Cuddly physicists are on the agenda again today, but not in the same context that they were when I mentioned them 18 months ago. So that's OK, and who's counting anyway? "I know all about the physicist-not-hugging thing," a well-liked colleague once said to me, "but you're going to make an exception today."
It was the last day of my workmate's secondment. What else could I do? I obliged and I'm sure I wasn't the only one who found it difficult, metaphorically, to let go.
Tricky blighter, Johnny Secondment. Having been a secondee myself, and now part of an organisation which seconds teachers, I can see the benefits and pitfalls to schools, seconded individuals and seconders. By default, those seconded tend to be experienced and this experience is temporarily lost to the school.
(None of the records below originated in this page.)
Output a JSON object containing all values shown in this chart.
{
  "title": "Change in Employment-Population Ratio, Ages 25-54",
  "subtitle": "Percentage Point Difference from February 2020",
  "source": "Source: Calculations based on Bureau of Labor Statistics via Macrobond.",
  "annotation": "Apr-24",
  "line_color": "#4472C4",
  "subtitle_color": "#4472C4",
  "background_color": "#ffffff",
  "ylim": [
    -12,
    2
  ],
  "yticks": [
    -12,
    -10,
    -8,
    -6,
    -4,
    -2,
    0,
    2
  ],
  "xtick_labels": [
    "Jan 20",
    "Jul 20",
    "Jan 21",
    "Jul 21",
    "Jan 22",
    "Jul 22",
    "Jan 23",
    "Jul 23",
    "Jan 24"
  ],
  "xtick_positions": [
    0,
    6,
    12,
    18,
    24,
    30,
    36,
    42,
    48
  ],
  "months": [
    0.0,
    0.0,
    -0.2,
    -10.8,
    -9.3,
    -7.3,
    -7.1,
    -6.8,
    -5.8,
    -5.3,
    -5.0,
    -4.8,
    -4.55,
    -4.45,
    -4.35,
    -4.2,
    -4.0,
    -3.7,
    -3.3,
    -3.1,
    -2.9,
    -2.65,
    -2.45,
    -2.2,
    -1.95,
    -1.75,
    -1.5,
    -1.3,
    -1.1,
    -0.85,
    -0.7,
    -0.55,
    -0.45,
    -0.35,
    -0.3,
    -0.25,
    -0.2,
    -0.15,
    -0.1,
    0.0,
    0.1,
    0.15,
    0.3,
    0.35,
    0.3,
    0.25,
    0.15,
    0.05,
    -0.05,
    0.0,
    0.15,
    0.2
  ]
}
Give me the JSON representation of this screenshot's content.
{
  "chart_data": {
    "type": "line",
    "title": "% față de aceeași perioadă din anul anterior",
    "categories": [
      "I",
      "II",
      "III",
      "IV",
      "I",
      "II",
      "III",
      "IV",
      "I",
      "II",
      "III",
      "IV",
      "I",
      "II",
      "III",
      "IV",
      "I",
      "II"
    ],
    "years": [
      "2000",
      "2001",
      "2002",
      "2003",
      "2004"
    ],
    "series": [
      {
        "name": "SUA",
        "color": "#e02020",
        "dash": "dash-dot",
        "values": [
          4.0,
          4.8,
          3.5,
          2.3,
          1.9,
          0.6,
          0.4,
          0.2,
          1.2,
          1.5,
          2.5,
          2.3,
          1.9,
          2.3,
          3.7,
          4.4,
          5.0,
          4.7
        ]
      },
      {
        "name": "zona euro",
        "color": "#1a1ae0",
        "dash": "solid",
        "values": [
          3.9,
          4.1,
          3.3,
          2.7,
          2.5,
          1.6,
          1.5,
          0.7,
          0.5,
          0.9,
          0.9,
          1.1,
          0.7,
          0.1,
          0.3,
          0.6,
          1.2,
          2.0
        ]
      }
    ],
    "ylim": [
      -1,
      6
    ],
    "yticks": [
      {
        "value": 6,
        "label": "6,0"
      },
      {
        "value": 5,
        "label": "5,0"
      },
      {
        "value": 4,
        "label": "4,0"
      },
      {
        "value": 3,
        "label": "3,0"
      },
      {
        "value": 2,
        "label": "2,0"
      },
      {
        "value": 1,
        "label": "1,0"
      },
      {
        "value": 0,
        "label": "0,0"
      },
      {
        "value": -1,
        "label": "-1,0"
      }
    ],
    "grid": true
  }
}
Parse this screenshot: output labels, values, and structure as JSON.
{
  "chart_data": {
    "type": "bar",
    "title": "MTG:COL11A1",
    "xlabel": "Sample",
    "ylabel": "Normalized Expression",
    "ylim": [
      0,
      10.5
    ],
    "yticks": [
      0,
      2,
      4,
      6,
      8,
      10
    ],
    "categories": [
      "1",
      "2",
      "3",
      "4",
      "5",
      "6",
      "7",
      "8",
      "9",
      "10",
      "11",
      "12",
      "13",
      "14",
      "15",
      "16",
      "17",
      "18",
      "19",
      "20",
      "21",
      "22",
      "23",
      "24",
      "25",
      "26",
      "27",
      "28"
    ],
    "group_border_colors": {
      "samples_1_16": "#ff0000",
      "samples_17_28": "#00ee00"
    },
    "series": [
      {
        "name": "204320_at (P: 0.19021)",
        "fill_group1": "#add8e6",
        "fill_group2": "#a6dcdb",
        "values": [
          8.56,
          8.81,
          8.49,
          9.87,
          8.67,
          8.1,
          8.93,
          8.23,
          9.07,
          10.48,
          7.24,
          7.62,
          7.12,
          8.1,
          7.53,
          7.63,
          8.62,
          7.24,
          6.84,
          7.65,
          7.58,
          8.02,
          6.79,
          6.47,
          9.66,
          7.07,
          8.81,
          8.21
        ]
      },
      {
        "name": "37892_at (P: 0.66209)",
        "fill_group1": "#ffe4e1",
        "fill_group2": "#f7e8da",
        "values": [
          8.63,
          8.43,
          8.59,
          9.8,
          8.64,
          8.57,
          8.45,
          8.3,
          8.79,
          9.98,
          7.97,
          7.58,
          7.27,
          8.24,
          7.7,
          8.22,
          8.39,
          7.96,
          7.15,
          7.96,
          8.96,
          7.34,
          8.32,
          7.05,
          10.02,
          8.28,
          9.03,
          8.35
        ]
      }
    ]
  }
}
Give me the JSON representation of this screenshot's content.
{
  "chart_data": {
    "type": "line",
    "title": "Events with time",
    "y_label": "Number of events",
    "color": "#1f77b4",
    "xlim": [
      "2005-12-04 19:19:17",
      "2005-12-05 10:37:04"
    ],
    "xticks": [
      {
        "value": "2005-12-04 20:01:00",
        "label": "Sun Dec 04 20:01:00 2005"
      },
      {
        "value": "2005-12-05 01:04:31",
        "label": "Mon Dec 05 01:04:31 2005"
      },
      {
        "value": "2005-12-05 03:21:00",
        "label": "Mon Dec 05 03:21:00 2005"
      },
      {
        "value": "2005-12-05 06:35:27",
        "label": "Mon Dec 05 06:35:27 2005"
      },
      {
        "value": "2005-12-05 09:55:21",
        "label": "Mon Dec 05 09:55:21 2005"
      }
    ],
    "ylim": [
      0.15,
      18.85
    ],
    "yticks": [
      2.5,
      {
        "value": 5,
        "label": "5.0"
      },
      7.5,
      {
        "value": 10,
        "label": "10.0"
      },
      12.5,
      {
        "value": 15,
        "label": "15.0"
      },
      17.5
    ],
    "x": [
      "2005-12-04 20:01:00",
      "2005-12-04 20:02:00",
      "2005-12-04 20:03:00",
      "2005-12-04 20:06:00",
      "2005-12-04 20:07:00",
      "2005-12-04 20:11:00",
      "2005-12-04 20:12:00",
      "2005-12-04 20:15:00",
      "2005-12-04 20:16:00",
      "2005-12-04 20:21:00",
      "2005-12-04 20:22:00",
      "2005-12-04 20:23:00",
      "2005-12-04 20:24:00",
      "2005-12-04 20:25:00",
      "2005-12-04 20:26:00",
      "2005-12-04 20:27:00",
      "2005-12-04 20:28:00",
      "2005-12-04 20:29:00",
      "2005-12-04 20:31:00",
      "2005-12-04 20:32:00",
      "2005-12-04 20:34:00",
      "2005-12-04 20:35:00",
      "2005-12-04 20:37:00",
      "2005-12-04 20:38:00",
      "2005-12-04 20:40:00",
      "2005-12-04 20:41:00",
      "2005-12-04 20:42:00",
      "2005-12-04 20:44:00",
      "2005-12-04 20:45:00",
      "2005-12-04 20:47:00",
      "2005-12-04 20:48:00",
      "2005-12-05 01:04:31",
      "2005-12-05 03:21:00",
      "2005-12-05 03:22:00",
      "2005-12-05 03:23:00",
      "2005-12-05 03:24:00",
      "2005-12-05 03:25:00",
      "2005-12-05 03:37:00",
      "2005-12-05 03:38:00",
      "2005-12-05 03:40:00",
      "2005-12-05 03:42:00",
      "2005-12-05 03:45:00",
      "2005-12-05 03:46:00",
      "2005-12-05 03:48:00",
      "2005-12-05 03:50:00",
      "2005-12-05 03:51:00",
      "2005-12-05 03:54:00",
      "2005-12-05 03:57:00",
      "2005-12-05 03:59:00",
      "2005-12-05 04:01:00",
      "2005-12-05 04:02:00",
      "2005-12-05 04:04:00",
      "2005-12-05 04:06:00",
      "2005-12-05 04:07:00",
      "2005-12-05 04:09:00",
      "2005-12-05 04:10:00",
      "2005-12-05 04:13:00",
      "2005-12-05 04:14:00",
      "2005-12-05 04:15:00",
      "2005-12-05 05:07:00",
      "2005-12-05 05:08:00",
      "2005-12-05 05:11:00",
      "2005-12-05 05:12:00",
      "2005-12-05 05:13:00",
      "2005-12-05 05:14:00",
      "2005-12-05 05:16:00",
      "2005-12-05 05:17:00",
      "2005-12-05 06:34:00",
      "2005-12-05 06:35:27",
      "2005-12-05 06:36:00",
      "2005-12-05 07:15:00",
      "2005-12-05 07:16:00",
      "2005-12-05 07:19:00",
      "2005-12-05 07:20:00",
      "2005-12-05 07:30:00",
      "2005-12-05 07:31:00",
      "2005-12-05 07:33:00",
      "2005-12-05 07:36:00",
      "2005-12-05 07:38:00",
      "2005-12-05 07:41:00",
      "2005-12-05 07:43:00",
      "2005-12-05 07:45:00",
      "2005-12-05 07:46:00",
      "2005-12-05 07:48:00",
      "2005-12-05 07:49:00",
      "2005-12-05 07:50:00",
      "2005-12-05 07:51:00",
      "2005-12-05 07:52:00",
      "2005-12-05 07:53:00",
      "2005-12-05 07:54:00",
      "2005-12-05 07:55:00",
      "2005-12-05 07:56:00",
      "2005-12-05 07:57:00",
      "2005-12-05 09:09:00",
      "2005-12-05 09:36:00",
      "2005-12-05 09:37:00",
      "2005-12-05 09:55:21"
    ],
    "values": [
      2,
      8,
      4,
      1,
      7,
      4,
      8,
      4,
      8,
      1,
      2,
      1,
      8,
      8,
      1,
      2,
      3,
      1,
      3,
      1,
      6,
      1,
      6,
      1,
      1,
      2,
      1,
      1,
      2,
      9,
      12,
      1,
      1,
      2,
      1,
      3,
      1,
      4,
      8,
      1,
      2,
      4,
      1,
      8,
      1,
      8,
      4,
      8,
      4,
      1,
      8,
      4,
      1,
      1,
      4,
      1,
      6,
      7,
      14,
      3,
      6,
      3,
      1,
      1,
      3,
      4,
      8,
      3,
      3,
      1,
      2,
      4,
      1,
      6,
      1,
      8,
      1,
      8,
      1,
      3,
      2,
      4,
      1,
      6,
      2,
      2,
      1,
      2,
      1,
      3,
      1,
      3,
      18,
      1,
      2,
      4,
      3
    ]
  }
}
On the other hand, the teacher filling in for the secondee may arrive fresh and with new ideas.
On their return, those seconded should bring enhanced skills and experiences to their workplaces. As did I, they may feel restless when they go back - and not just because they can't go to the loo any time they want to any more. I confess that I felt I had lost the ability to work with the more challenging pupils when I returned to school.
It is important that people like me are surrounded by seconded teachers. I have been in my new, non-teaching job for almost two years. I still feel I know what it's like in the classroom, but perhaps I'm kidding myself.
Even if I never forget, the perception among some will surely be that I cannot but lose touch.
I know someone who asks of every presenter at the courses he attends: "When were you last in a classroom?" When running CPD during my own secondment, I dreaded the phrase "that's all very well for you, but ..."
Secondees will keep me richt. I hope they will poke me with sticks, perhaps not even metaphorical ones, should I ever lose the plot. Then they'll move on. Empty desks. Computers shut down. A funny story that has to be shared by email rather than in person. Sorry (sniff), it's all getting a bit much. (Sobs). Give me a hug, somebody!
Gregor Steele is contemplating the wisdom of making a transition from metaphorical to literal cuddly physicist.